Трубка сипло дышала.
– Хрен с тобой. Раз у тебя мания величия… э-э … преследования… Ладно. Через пятнадцать минут я их отправлю в оружейку. У тебя на всё – про всё будет десять минут.
Из камеры показался Климов. Неуверенно переступил порог. Помятый, морщинистый, с желтоватыми пятнами на висках. Руки сцеплены за сутулой спиной.
Увидев Ерохина, зло усмехнулся, – На расстрел? Скорей бы. Лишь бы не мучили.
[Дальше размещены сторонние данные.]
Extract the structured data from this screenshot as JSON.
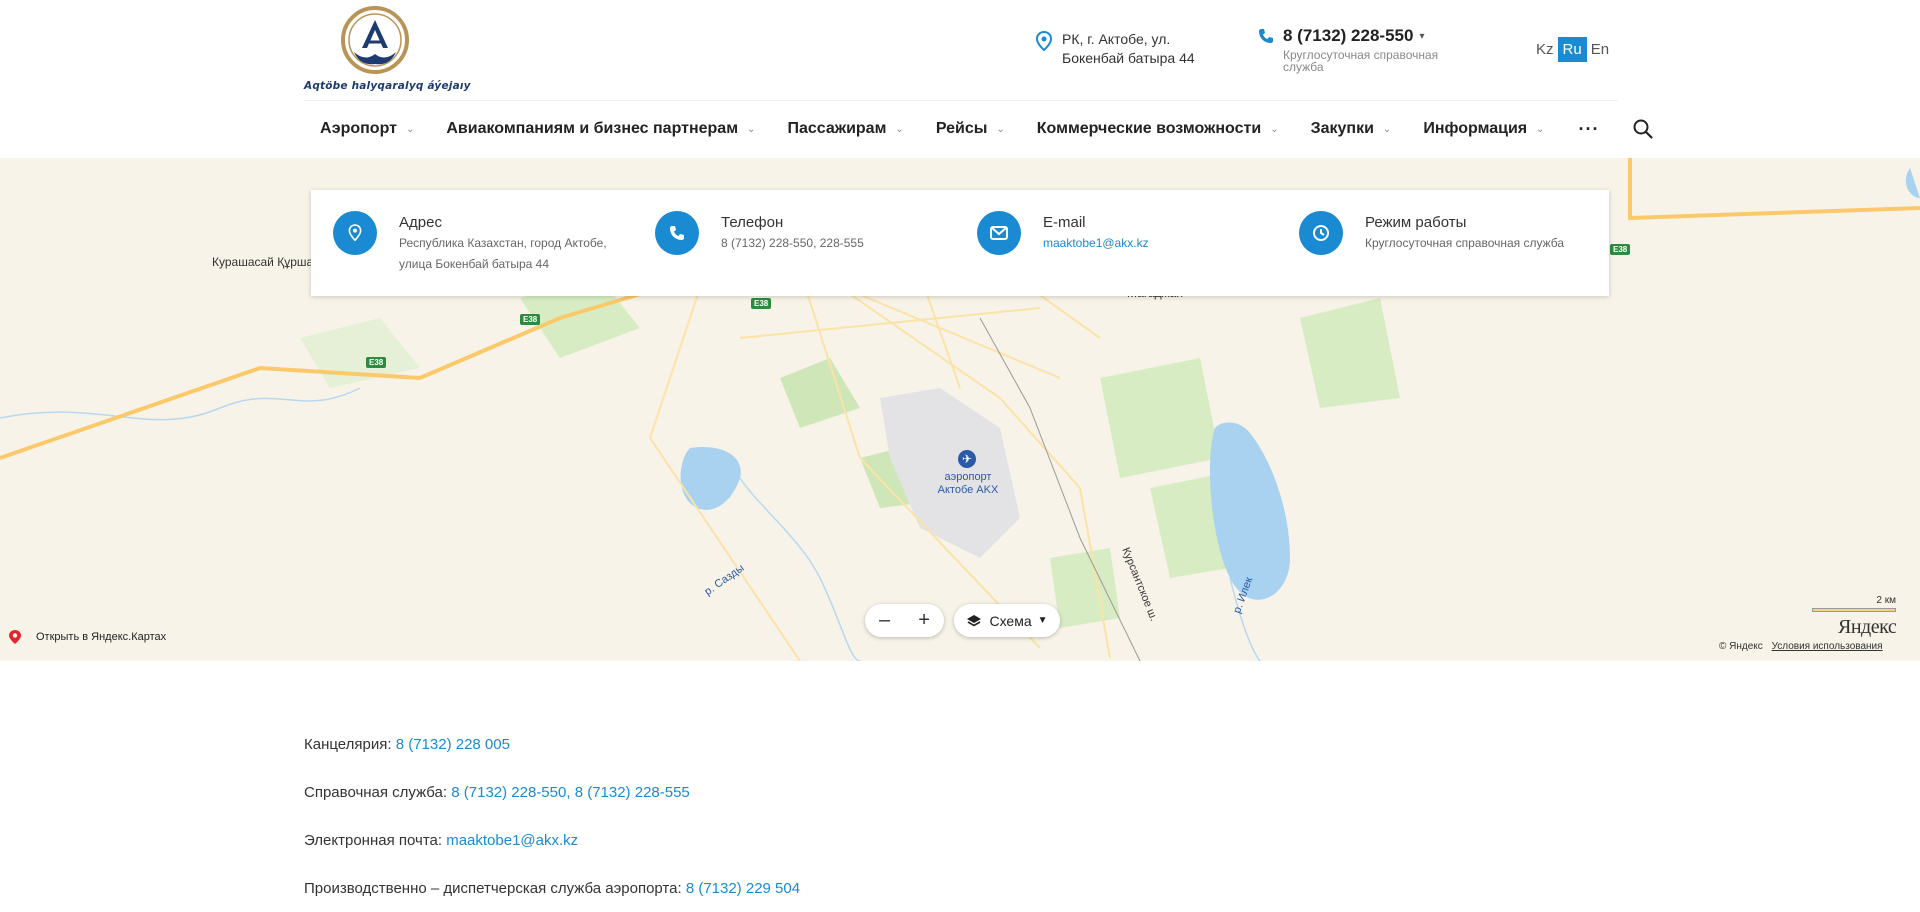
{
  "header": {
    "logo_text": "Aqtöbe halyqaralyq áýejaıy",
    "address": "РК, г. Актобе, ул. Бокенбай батыра 44",
    "phone": "8 (7132) 228-550",
    "phone_sub": "Круглосуточная справочная служба",
    "languages": [
      "Kz",
      "Ru",
      "En"
    ],
    "active_language": "Ru"
  },
  "nav": {
    "items": [
      "Аэропорт",
      "Авиакомпаниям и бизнес партнерам",
      "Пассажирам",
      "Рейсы",
      "Коммерческие возможности",
      "Закупки",
      "Информация"
    ],
    "more": "···"
  },
  "info": {
    "address_title": "Адрес",
    "address_text": "Республика Казахстан, город Актобе, улица Бокенбай батыра 44",
    "phone_title": "Телефон",
    "phone_text": "8 (7132) 228-550, 228-555",
    "email_title": "E-mail",
    "email_text": "maaktobe1@akx.kz",
    "hours_title": "Режим работы",
    "hours_text": "Круглосуточная справочная служба"
  },
  "map": {
    "labels": {
      "kurashasay": "Курашасай Құршасай",
      "magadzhan": "Магаджан Магаджан",
      "airport": "аэропорт Актобе AKX",
      "lake_sazdy": "р. Сазды",
      "lake_ilek": "р. Илек",
      "kursant_road": "Курсантское ш."
    },
    "highways": [
      "E38",
      "E38",
      "E38",
      "E38"
    ],
    "scheme_label": "Схема",
    "zoom_out": "–",
    "zoom_in": "+",
    "open_in_yandex": "Открыть в Яндекс.Картах",
    "scale": "2 км",
    "yandex_logo": "Яндекс",
    "copyright": "© Яндекс",
    "terms": "Условия использования"
  },
  "contacts": {
    "office_label": "Канцелярия:",
    "office_phone": "8 (7132) 228 005",
    "help_label": "Справочная служба:",
    "help_phone_1": "8 (7132) 228-550",
    "help_sep": ",",
    "help_phone_2": "8 (7132) 228-555",
    "email_label": "Электронная почта:",
    "email": "maaktobe1@akx.kz",
    "dispatch_label": "Производственно – диспетчерская служба аэропорта:",
    "dispatch_phone": "8 (7132) 229 504"
  },
  "colors": {
    "accent": "#1a8ad3",
    "logo_blue": "#1d3a72",
    "logo_gold": "#b89456"
  }
}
Протяжно вздохнул. Климов знал, что из-за угнанной тачки и краденых номеров вертолёт со спецназом не вышлют. А значит – это они. И если он ещё жив, значит они думают, что он знает что-то важное. Он должен выиграть время. Столько – сколько получится.
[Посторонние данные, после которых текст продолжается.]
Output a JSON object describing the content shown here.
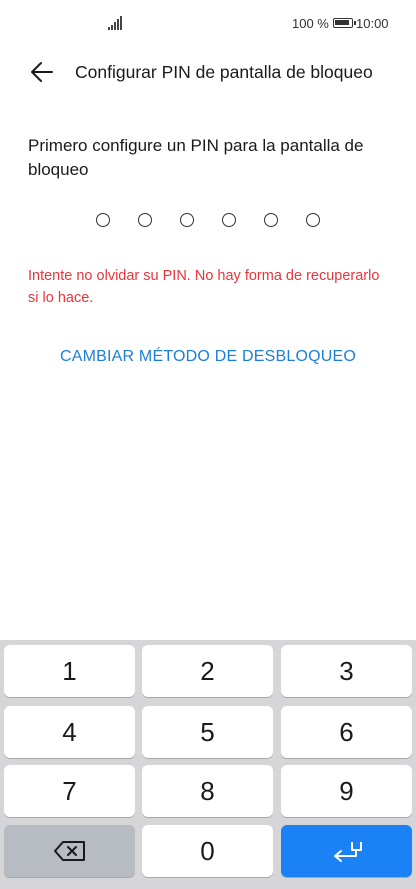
{
  "status_bar": {
    "battery_percent": "100 %",
    "time": "10:00",
    "signal_icon": "signal-bars-icon",
    "battery_icon": "battery-full-icon"
  },
  "header": {
    "back_icon": "arrow-left-icon",
    "title": "Configurar PIN de pantalla de bloqueo"
  },
  "content": {
    "instruction": "Primero configure un PIN para la pantalla de bloqueo",
    "pin_length": 6,
    "pin_entered": 0,
    "warning": "Intente no olvidar su PIN. No hay forma de recuperarlo si lo hace.",
    "change_method": "CAMBIAR MÉTODO DE DESBLOQUEO"
  },
  "keyboard": {
    "keys": [
      "1",
      "2",
      "3",
      "4",
      "5",
      "6",
      "7",
      "8",
      "9",
      "0"
    ],
    "backspace_icon": "backspace-icon",
    "enter_icon": "enter-icon"
  },
  "colors": {
    "accent": "#1a7fd6",
    "warning": "#e8353b",
    "enter_key": "#1a82f5",
    "keyboard_bg": "#d6d6d8"
  }
}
В кабинете Ерохина он осмотрелся. Дверь заперта изнутри. Окна пуленепробиваемые. Ключи демонстративно спрятаны в сейф с кодовым замком.
Пластиковый браслет снят.
Ерохин знал, что будет непросто, но не думал, что настолько.
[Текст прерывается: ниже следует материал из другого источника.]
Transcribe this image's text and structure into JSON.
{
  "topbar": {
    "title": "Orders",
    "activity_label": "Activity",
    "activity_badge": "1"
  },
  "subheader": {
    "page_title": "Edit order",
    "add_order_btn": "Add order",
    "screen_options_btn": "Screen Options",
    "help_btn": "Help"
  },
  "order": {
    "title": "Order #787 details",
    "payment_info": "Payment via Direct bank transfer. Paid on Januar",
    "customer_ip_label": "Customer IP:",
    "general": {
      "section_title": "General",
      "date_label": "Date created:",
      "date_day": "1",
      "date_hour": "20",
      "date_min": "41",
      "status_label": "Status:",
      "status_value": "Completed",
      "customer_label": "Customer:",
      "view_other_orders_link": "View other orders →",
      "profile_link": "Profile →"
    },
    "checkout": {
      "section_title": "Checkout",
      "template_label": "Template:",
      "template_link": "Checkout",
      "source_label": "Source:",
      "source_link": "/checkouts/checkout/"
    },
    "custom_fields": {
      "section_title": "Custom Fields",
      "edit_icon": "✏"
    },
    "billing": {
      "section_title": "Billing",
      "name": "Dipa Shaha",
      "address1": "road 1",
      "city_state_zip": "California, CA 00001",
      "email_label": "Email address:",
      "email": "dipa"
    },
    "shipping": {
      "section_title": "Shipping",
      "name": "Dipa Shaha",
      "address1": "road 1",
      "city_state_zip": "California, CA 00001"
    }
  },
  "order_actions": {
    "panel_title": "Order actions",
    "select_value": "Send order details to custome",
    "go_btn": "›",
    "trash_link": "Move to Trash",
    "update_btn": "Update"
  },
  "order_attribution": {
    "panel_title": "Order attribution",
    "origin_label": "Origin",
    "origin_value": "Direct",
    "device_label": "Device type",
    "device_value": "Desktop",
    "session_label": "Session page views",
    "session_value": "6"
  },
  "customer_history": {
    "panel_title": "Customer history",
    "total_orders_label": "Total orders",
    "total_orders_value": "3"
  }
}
Угнанный автомобиль, краденные номера и незаконное хранение оружия вызывали кривую ухмылку. С тупым упорством Климов не шёл на контакт. Юлил и изворачивался, то отрицая всё на свете, то вдруг пытался убедить, что самописец давно уже найден и спрятан в надёжном месте, и о месте этом они не сообщат даже под пытками.
Изнуряющая карусель выматывала. Припасённый козырь о покушении на Овечникову не изменил расклад. Климов сначала не поверил. Затем, увидев окровавленную кофту в нумерованном пакете, сник. Прикрыл ладонью задёргавшийся глаз. Но вскоре взбодрился. На нервном подъёме перешёл в контратаку. Он грозил Ерохину, что за Ирину тот ответит. Ответят и остальные. Мол они не одни, и завтра всё попадёт в прессу.
Бравады осёк сверлящий звук. Трубка говорила взволнованно.
– Сергей! Тут у меня ЧП. Тревогу пока не поднимал… мне и со своим дятлом разобраться надо. Но похоже… ты был прав.
– Палыч! Что? – выкрикнул Ерохин и бросил недобрый взгляд на Климова.
– Хоть я и думал, что пустое, но всё же сел за видеокамеры. Часа два проторчал. Уж плюнул было. Вдруг вижу, мой козёл бросил пост и бегом в сортир. … Обосрался он, как потом выяснилось. Минуты не прошло, смотрю, кто-то открывает решётку коридорной двери. Да лихо так – и ключ у него, и карта магнитная. Лица не видно. Я выскочил, а он дёру на выход, и прямиком к вертушке.
– Кто?!
– Молодой такой. Звони на пост, выясняй.
Звонок дежурному вывернул наизнанку воспалённый мозг Сергея. Четыре минуты назад зафиксирован выход лейтенанта Козак Антона Валерьевича. Ерохин ощутил дрожь в правой руке и спрятал её под стол, от безумного взгляда Климова, сидевшего с искорёженным лицом, оскалив щербатые зубы. Ерохин окатил его гневным взглядом.
– На тебя покушались, придурок!
Тот закрыл рот, сглотнул, – П-продолжение спектакля?
Придурок. Какой же ты придурок. – подумал Ерохин и тут же отрешился от Климова.